Рядом со зданием начинался узкий коридор, который вел в самый густонаселенный из соседних кварталов. Когда Эгремонт открывал калитку во двор, из этого прохода по ступеням поднялся Джерард и направился к дочери и ее спутнику.
Глава седьмая
Когда Джерард и Морли после визита к Эгремонту покинули Олбани, они разделились, и Стивен, которому мы составим компанию, зашагал в сторону Темпла;{480} он поселился неподалеку оттуда и собирался навестить собрата-журналиста, занимавшего конторское помещение в здании знаменитых адвокатских палат. Проходя под Темпл-Баром{481}, он заметил дородного господина: тот вышел из кэба с пачкой бумаг в руке и сразу же исчез в арке, в сторону которой Морли направлялся. Господин спускался вниз по галерее и определенно был еще в поле зрения, когда Стивен, который как раз входил в арку, заметил, что тот обронил письмо. Морли окликнул его, но тщетно; тогда, испугавшись, что незнакомец скроется в одном из этих запутанных дворов и таким образом лишится своего письма, он схватил конверт и ринулся вслед за обронившим его человеком, окликая незнакомца так часто, что тот, заподозрив-таки, что он, вероятно, и есть объект этого обращения, остановился и повернул голову. Морли почти машинально взглянул на оборот письма; печать была сломана, а фамилия адресата сразу же привлекла внимание Стивена. Оно предназначалось «Баптисту Хаттону, эсквайру. Иннер-Темпл»{482}.

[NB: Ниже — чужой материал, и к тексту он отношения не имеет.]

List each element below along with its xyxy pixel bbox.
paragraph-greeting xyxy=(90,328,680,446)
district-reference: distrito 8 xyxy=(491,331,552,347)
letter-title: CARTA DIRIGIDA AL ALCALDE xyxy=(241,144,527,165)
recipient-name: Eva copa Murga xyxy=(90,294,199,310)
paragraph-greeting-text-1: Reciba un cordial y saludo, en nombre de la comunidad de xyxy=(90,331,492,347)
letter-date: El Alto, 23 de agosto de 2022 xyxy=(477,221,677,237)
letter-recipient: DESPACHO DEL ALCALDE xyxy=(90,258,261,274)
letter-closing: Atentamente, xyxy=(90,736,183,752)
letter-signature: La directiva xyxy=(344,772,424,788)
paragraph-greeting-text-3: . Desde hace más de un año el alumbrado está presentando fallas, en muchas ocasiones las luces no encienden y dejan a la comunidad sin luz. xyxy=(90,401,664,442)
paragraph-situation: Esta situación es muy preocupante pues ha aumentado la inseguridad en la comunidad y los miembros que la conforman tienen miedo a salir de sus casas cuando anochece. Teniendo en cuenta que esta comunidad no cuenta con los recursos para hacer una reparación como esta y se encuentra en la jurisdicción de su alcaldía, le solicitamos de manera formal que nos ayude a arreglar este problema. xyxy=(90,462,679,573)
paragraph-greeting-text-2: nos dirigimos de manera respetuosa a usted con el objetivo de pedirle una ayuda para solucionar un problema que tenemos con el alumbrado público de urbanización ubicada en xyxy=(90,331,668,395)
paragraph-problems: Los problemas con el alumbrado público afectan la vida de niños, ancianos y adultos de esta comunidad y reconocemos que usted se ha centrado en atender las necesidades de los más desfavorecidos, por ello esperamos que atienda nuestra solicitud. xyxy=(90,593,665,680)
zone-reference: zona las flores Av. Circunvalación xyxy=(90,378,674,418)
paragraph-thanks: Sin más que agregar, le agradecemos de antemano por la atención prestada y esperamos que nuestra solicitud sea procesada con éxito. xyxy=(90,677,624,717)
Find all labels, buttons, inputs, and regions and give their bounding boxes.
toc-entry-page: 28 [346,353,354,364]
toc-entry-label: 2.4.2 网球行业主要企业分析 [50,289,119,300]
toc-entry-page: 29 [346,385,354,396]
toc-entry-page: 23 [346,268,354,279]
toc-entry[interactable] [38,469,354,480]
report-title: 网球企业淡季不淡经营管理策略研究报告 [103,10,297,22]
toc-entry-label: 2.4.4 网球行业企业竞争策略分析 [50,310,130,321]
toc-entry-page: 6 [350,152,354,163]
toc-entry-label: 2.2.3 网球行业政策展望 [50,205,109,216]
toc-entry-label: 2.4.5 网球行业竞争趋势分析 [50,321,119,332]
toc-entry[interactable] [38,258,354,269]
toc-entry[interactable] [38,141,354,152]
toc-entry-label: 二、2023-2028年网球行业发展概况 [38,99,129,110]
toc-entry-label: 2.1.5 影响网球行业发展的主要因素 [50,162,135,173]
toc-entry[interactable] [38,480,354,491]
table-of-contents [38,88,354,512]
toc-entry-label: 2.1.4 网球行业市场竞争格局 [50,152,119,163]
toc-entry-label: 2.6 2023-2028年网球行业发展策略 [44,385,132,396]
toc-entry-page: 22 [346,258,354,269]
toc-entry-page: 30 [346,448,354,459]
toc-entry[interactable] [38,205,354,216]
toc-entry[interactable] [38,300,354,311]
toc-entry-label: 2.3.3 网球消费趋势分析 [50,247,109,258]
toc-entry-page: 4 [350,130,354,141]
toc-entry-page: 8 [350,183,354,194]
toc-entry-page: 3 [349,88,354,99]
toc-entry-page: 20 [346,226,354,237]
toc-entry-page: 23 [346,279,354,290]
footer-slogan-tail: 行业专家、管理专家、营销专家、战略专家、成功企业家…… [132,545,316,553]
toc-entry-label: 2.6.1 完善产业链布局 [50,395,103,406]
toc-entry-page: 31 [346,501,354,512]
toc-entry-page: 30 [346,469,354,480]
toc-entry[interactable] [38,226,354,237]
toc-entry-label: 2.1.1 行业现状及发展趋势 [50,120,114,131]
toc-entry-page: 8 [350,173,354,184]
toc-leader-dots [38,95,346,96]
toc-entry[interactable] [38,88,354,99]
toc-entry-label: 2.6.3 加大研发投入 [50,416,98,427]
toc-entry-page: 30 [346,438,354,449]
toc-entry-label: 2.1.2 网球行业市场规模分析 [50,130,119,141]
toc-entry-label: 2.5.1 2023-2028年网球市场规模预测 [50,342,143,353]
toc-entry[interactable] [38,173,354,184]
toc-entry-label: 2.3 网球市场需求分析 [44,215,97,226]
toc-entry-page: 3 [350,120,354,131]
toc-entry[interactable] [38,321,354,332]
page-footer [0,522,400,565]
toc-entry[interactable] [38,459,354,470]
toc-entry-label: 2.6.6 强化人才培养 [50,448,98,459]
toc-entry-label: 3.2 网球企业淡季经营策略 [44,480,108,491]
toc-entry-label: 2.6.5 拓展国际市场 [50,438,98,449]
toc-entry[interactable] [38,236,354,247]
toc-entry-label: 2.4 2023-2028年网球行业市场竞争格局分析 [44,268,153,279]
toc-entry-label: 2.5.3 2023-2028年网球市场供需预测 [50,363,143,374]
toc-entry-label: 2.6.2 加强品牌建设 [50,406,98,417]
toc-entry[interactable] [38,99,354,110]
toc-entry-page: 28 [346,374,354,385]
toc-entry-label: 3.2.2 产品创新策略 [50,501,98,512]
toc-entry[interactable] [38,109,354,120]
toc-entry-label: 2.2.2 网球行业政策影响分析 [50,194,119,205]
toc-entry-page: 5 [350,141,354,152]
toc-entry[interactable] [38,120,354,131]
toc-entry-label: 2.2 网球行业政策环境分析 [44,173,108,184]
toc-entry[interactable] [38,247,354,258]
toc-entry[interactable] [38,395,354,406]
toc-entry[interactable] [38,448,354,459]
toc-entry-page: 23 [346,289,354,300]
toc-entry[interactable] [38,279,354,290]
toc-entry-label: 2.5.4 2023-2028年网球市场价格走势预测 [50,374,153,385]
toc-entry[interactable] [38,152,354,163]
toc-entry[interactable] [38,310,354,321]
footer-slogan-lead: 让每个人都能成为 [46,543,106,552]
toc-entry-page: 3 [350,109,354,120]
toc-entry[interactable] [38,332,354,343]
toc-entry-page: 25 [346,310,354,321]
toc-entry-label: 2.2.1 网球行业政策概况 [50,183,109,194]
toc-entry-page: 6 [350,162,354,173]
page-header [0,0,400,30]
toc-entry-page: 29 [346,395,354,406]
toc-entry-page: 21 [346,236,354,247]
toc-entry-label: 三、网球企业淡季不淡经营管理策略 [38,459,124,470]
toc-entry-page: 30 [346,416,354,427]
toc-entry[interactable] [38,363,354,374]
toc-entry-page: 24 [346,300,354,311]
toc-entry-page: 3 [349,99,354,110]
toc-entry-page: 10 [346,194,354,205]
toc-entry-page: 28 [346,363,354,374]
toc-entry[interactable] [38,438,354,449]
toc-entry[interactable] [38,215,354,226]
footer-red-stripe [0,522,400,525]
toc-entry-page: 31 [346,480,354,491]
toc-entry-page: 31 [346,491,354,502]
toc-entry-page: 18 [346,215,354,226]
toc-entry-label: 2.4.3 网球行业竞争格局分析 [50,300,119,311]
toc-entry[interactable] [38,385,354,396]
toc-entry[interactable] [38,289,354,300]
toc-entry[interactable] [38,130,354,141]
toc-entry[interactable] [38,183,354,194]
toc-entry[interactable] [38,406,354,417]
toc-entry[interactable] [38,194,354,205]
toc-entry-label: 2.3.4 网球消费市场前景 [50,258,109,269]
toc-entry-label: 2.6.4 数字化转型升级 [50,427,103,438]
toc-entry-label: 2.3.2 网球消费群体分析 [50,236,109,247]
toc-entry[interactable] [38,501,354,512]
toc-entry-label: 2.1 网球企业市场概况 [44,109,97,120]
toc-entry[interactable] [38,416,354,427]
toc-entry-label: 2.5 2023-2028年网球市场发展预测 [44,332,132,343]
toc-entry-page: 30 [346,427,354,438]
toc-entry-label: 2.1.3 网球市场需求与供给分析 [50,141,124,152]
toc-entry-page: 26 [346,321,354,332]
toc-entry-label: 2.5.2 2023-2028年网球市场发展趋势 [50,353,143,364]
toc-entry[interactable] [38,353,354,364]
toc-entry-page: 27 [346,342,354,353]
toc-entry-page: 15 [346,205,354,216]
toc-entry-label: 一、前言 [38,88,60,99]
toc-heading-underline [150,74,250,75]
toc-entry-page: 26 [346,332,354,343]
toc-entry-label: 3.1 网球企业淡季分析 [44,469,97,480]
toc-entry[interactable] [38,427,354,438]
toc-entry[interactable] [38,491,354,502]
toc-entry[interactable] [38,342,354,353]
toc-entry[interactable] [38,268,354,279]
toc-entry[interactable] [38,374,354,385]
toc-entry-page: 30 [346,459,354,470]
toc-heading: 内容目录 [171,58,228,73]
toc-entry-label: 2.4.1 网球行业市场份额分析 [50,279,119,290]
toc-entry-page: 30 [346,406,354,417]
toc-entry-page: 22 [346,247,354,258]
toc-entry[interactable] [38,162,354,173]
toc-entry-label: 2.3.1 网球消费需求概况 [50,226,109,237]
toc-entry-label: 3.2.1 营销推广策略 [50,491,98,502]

— Это письмо, полагаю, адресовано вам, сэр, — сказал Морли, очень пристально разглядывая собеседника, крупного и притом благообразного мужчину; цветущий, аристократичный на вид, внешне он крайне мало напоминал Хаттона, каким Морли его себе представлял, — а ведь Стивен однажды рассуждал, что вообразить его будет нетрудно.